St. Fransiskus Asisi: Model Relasi
Ekologis
Bukan
suatu kebetulan St. Fransiskus Asisi dikutip oleh Paus Fransiskus dalam
ensiklik ini sebagai “contoh unggul” dalam membangun kesalehan ekologis (LS 10 –
12). Sebelumnya, pada 1979 Paus Yohanes Paulus II telah mengangkat St.
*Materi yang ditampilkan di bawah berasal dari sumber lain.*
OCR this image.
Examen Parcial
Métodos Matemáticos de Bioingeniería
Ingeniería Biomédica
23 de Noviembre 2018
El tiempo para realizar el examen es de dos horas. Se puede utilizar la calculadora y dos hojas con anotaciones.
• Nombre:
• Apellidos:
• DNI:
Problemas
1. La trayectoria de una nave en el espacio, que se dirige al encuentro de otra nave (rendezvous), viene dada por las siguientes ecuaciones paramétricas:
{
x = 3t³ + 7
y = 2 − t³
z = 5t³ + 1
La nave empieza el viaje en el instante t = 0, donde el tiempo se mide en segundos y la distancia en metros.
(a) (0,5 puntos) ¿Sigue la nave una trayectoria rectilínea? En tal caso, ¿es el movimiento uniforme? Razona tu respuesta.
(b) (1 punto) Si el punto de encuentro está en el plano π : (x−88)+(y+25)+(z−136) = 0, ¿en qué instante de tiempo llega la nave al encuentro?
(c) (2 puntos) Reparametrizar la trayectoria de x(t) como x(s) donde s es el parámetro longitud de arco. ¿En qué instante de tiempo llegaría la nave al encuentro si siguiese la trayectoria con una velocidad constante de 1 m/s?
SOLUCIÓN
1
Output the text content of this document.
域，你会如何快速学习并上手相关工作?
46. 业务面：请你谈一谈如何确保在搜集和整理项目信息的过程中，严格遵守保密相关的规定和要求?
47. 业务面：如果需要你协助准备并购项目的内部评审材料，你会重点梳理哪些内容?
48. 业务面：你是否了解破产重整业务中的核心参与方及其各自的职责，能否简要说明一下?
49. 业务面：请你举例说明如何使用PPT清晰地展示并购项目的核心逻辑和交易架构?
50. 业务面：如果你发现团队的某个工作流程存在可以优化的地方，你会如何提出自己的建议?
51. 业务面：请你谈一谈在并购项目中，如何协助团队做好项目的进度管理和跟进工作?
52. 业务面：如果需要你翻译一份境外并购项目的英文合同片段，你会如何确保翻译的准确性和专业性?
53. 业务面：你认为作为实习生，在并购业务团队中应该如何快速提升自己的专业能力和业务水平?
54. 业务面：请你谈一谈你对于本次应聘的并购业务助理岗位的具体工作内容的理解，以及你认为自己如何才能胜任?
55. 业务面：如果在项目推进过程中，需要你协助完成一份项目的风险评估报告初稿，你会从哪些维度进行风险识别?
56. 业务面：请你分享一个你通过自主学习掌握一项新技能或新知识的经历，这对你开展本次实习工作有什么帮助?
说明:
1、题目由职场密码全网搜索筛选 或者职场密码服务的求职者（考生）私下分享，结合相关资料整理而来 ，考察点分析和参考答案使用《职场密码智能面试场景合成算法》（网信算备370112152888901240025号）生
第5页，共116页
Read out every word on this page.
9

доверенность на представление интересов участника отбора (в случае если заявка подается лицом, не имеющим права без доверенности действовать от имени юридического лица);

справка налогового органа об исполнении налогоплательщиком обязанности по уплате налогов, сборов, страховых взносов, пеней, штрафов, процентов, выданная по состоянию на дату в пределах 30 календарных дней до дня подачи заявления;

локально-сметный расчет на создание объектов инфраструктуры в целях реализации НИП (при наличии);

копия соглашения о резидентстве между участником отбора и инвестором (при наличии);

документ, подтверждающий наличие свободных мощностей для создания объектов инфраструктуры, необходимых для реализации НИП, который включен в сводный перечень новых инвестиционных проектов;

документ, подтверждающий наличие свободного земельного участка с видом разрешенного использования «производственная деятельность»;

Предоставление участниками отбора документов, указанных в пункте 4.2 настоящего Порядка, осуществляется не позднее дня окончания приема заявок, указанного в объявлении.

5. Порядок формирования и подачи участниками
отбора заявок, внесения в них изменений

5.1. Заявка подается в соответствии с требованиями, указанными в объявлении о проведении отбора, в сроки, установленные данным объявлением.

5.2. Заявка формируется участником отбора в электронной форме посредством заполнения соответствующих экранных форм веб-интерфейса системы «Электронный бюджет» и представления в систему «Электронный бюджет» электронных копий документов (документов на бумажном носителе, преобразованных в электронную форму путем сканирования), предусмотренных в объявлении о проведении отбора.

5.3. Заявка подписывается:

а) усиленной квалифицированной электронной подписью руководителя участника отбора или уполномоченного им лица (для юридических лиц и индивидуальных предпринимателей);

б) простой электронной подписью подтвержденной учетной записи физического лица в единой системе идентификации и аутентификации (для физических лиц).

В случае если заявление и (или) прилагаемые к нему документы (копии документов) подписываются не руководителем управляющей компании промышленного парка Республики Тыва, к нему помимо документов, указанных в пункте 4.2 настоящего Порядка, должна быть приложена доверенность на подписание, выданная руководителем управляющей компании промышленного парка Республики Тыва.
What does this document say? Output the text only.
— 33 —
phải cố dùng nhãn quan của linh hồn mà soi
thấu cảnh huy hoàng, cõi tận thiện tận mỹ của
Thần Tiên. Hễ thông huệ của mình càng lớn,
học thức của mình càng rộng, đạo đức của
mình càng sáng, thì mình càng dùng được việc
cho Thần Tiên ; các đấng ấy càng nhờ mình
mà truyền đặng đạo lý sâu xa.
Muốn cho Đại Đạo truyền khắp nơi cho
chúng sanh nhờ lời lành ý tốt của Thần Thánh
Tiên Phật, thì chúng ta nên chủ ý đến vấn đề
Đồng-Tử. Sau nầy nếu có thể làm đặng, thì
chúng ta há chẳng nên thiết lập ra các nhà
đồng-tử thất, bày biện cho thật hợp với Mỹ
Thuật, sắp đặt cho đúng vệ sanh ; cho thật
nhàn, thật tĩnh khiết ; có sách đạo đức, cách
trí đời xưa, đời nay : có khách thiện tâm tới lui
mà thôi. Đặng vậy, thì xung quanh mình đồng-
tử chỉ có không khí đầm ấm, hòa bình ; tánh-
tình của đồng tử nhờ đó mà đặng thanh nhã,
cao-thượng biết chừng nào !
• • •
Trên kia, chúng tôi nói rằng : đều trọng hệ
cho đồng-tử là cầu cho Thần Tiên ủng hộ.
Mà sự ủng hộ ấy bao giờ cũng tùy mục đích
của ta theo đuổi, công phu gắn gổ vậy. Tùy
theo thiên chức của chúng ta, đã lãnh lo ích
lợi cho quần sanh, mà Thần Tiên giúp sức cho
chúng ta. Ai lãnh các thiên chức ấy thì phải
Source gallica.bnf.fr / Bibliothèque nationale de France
Fransiskus sebagai santo pelindung ekologi.
Akan
tetapi, sesungguhnaya jauh sebelum kata “ekologi” itu menjadi term dan mode di
saat kita ini, St. Fransiskus Asisi, dengan cara hidupnya yang sederhana dan penuh
kedamaian, telah membuktikan bahwa kita bisa hidup bersama dan menjadi saudara
bagi segenap ciptaan.
St.
Bonaventura, penulis riwayat hidup St. Fransiskus Asisi, melukiskan iman dan
spirit ekologis tersebut sebagai berikut, “Dengan memandang Asal segala
makhluk, maka ia (St. Fransiskus) dipenuhi dengan takwa yang berlimpah-limpah. Makhluk-makhluk,
betapapun kecilnya, disebutnya dengan nama saudara atau saudari, justru karena,
setahunya, mereka sekalian mempunyai satu asal seperti dia sendiri.” Dalam
Kidung Saudara Matahari, St. Fransiskus menyapa matahari “saudara”, air “saudari”.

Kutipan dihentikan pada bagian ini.